More Atlantic City Casinos Would Close if Gambling Expands, Analysts Opine
Posted on: June 3, 2016, 06:28h.
Last updated on: June 3, 2016, 06:28h.
Atlantic City casinos are struggling to make ends meet, and their situation will only grow dire if voters in New Jersey approve a referendum in November to end the city’s gambling monopoly and allow two commercial resorts to be built in northern counties.
Fitch Ratings, one of the so-called “Big Three” credit rating agencies along with Moody’s and Standard & Poor, issued a report on June 2 that said up to four of Atlantic City’s eight remaining casinos would be susceptible to closure if gambling expands outside of the city’s limits.
Fitch specifically identified Trump Taj Mahal, Resorts Casino, and Golden Nugget as most susceptible, with Bally’s Atlantic City the fourth venue that would expectedly suffer from gaming expansion.
“Fitch estimates a roughly 25 percent decline in Atlantic City’s gross gaming revenue (GGR) would wipe out the operating profit before management fees of Golden Nugget, the most profitable of the three,” Fitch Gaming, Lodging & Leisure Associate Director Colin Mansfield said. “Declines of 10 percent and 20 percent in GGR would put Taj Mahal and Resorts at risk, respectively, under the same assumptions. Bally’s AC could also face an uncertain future.”
No Rush to Conclusions
Though Fitch believes half of the remaining casinos in Atlantic City could close as a result of ending the city’s 40-year monopoly on commercial gambling, that won’t actually be happening anytime soon. “Even if the referendum does pass, Fitch believes it will be at least four years until a casino could realistically open,” Mansfield stated.
Regardless, the forecast from Fitch could impact how voters in the Garden State feel before heading into the polls in less than six months.
The most recent data from the Monmouth University Polling Institute shows residents in a dead heat and split 48-48 when it comes to supporting or opposing the referendum.

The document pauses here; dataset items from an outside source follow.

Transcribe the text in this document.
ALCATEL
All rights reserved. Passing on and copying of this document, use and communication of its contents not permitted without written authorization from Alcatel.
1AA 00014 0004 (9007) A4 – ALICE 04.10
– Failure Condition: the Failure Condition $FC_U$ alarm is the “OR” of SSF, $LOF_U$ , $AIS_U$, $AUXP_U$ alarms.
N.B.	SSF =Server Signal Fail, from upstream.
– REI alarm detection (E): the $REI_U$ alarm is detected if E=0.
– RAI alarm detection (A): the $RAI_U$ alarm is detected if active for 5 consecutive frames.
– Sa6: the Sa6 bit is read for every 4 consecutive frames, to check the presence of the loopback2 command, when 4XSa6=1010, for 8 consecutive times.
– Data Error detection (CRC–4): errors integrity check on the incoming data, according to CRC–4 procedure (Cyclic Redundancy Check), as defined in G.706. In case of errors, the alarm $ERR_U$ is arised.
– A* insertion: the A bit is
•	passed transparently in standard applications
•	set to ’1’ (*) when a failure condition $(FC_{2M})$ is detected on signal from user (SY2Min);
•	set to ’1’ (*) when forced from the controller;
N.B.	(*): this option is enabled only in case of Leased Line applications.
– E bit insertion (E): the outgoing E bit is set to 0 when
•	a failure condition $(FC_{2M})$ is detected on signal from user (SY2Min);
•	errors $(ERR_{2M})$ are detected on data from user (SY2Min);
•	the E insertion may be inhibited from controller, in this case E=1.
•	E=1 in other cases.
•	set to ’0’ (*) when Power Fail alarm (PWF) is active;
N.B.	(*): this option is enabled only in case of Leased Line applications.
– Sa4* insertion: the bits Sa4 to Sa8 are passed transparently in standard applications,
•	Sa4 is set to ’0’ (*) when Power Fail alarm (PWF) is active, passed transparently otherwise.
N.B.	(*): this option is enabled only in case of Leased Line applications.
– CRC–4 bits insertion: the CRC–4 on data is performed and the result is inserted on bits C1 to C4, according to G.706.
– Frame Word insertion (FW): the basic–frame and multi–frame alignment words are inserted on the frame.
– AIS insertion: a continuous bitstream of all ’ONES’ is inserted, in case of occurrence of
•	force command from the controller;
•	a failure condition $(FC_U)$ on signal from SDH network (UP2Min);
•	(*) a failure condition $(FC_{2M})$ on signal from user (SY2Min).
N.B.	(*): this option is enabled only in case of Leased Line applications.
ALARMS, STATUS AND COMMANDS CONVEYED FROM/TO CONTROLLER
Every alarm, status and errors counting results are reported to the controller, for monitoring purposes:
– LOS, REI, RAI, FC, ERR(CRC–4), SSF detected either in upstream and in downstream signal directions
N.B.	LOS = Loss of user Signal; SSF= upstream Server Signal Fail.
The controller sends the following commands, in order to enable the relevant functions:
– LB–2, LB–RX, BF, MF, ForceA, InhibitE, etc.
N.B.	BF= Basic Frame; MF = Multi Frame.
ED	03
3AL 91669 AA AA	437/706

Governor Chris Christie (R) is a leading supporter of allowing two casinos to be built, most likely at the Meadowlands Sports Complex and in Jersey City. Christie and others say the two casinos, which would be required to make a $1 billion minimum investment, would actually benefit Atlantic City through tax revenue aid.
In late May, Christie authorized a relief package for Atlantic City on the condition that the local government would cut costs and balance a budget in the next five months.
Half Past 12
It’s not secret that Atlantic City is struggling.
Once the gambling epicenter of the east coast, competition has sprouted up in neighboring states over the last decade. Pair that with a struggling US economy, and it’s quite easy to see where things went wrong.
Revenues peaked in 2005 when the area’s 12 casinos collected $5 billion. Last year, Atlantic City casinos generated just half that with $2.56 billion.
The Atlantic Club, Showboat, Revel, and Trump Plaza all closed in 2014, leaving just eight casinos operating.
The reduced number of venues has seemed to stabilize the local economy. The $2.56 billion in 2015 was actually a 3.1 percent increase on 2014.
But according to Fitch, all bets are off on four more casinos if Atlantic City’s stronghold on gambling busts.